African Methodist Episcopal Church
Decatur Street, Cumberland, Allegany County
The African Methodist Episcopal Church was built in 1892 on the site of an earlier church. It is a rectangular two-story gable-front brick building on a concrete foundation. The south gable end has a large, pointed-arch stained glass window at the tall second story level. The first story of this facade contains two recessed, double doors separated by three small round-arched 1/1 sash windows. Each leaf of the double doors has two panels, a larger on top. Above each door is a semicircular transom. A set of concrete stairs leads up to each door. A band of decorative brick extends across the wall at the level of the top of the doors. A second band crosses the facade on either side of the large window. The large window consists of tracery work creating two smaller pointed-arch windows with a round window above. The peak of the gable is decorated by a board with a trefoil cutout and simple stickwork below. The west elevation is five bays long with six brick buttresses defining the bays. The first-floor windows have 6/6 sash windows except the southernmost which has a 1/1 sash with stained glass. The northernmost bay contains a door. The second floor of this elevation contains five stained-glass lancet windows, one in each bay. The east elevation is very similar to the west, but stands against the dwelling just east of it. The north gable end has windows only on the first floor. The floor plan of the first floor consists of an entrance/stair hall in the south end, the meeting room with a stage in the north, and stairs rising from either side to a central door, leading into the meeting room. There is a balcony on the south end facing the altar in the north end and a stage in the northeast corner. The pews were installed in three sections, curved to face the altar. The interior, very plain in decoration, has been renovated several times, though the pews appear to be original.

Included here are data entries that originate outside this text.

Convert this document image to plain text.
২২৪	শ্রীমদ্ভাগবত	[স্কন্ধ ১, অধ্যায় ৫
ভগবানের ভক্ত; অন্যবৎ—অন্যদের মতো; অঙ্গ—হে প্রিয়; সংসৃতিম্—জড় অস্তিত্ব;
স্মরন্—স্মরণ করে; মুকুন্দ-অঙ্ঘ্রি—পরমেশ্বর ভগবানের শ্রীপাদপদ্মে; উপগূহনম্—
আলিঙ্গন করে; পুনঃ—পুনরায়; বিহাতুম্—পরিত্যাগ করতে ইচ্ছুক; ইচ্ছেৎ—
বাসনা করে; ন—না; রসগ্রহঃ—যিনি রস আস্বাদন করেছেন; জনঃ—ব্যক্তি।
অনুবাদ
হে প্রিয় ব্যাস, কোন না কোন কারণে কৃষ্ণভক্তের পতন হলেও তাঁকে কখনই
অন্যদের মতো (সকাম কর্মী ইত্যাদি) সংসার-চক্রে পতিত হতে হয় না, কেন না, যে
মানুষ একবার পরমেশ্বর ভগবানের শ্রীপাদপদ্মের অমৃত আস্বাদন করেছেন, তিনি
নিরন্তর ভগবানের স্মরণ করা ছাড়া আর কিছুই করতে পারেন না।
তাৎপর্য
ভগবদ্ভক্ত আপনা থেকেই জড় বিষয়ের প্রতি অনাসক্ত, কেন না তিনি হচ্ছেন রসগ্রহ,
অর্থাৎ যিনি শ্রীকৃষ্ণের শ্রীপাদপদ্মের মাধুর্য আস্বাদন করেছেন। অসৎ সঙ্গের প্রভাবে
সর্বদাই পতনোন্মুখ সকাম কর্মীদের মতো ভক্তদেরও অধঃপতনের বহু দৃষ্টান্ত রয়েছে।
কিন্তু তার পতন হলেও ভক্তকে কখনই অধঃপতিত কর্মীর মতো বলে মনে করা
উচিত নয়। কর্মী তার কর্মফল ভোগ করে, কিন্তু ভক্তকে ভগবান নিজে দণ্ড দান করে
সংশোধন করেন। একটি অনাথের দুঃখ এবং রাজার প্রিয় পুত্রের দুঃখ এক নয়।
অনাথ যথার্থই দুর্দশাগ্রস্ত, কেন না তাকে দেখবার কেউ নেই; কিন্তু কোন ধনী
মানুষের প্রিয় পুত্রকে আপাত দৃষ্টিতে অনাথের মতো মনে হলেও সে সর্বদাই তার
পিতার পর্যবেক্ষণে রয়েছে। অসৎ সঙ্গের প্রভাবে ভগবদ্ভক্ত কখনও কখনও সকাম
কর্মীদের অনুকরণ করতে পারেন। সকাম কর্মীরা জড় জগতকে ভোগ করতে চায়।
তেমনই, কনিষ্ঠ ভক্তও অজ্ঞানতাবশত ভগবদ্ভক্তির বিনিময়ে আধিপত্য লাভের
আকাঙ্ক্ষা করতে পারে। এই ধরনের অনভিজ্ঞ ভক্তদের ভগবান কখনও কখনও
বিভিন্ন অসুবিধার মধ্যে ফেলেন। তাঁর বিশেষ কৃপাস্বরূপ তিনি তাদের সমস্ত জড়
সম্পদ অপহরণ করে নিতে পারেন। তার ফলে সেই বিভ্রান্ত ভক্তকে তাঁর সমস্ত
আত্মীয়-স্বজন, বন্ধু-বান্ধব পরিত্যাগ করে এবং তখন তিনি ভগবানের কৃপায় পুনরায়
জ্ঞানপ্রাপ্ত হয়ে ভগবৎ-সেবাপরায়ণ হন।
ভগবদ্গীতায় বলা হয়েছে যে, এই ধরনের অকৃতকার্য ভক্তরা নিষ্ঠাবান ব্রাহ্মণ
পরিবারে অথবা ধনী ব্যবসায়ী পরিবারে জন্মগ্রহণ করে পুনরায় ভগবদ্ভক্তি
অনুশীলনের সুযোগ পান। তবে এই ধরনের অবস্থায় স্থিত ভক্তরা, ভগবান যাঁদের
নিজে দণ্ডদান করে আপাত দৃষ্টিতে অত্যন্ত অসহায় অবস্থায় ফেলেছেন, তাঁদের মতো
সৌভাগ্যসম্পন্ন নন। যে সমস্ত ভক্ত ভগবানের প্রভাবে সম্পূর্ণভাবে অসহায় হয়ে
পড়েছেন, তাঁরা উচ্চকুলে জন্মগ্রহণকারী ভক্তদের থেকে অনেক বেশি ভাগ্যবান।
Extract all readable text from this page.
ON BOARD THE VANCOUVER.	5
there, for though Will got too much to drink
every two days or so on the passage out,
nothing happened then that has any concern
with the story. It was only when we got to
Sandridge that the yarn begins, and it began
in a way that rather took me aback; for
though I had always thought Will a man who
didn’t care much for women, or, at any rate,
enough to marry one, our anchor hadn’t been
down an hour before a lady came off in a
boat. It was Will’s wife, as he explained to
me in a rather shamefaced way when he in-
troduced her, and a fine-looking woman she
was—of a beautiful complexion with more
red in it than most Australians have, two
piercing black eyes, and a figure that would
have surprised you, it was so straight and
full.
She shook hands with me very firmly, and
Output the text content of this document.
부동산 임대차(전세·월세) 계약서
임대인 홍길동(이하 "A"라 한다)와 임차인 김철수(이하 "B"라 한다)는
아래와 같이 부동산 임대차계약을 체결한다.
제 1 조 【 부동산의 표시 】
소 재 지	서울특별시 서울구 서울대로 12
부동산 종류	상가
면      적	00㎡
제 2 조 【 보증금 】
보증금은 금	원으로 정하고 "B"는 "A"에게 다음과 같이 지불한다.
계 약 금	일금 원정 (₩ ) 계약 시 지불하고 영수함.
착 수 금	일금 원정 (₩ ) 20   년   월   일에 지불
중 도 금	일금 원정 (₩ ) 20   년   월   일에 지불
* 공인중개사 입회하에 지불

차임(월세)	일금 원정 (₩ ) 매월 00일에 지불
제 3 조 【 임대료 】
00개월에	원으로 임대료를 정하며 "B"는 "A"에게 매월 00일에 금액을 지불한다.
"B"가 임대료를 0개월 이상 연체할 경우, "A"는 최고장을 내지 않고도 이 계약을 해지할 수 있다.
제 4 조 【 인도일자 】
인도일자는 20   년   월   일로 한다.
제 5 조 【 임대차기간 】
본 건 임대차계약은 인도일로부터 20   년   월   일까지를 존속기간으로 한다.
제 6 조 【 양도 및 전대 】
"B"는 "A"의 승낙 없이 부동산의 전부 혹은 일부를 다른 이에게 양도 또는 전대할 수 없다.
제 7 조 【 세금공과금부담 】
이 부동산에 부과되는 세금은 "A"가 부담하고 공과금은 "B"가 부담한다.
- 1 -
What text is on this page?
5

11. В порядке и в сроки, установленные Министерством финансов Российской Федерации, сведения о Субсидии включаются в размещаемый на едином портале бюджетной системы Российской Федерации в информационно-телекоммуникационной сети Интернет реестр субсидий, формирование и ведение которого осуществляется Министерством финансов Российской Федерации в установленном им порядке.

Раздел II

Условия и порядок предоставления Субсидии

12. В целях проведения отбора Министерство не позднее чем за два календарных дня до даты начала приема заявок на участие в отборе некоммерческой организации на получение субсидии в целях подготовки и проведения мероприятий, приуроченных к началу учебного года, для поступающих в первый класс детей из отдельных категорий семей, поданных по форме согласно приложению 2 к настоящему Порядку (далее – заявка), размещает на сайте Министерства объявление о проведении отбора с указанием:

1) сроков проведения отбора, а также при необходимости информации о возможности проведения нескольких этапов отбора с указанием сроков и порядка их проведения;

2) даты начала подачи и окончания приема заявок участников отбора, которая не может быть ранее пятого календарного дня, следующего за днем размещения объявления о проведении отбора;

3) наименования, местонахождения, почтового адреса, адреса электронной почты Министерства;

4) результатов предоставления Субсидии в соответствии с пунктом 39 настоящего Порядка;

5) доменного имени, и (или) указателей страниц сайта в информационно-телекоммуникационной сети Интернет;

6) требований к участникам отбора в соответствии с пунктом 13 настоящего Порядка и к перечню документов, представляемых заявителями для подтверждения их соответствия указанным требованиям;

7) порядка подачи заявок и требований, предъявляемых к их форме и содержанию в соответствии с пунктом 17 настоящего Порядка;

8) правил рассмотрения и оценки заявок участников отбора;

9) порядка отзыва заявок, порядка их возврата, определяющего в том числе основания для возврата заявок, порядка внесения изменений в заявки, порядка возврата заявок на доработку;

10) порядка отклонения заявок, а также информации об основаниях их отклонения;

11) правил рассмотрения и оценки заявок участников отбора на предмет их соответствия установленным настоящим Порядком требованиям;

This church is a material part of the history of the free black community in Cumberland. This substantial building reflects the level of prosperity the black community had reached by 1892, as well as the prominent place of the church in the life of the community. The congregation that built this church is itself important in Maryland's Black History as an early organized group of free blacks. In 1847 blacks who had for many years worshipped from the balcony at the Centre Street Methodist Episcopal Church decided to leave the white congregation and build their own church. They elected a board of trustees, and a plain brick building was completed by the end of 1848. A Father Golden, of Baltimore, came to Cumberland to help with this effort. This first church was rebuilt and enlarged in 1871 and enlarged again in 1875 to accommodate the increasing membership. The present church was built in 1892 in the Methodist tradition with the sanctuary on the second floor and Sunday school rooms below.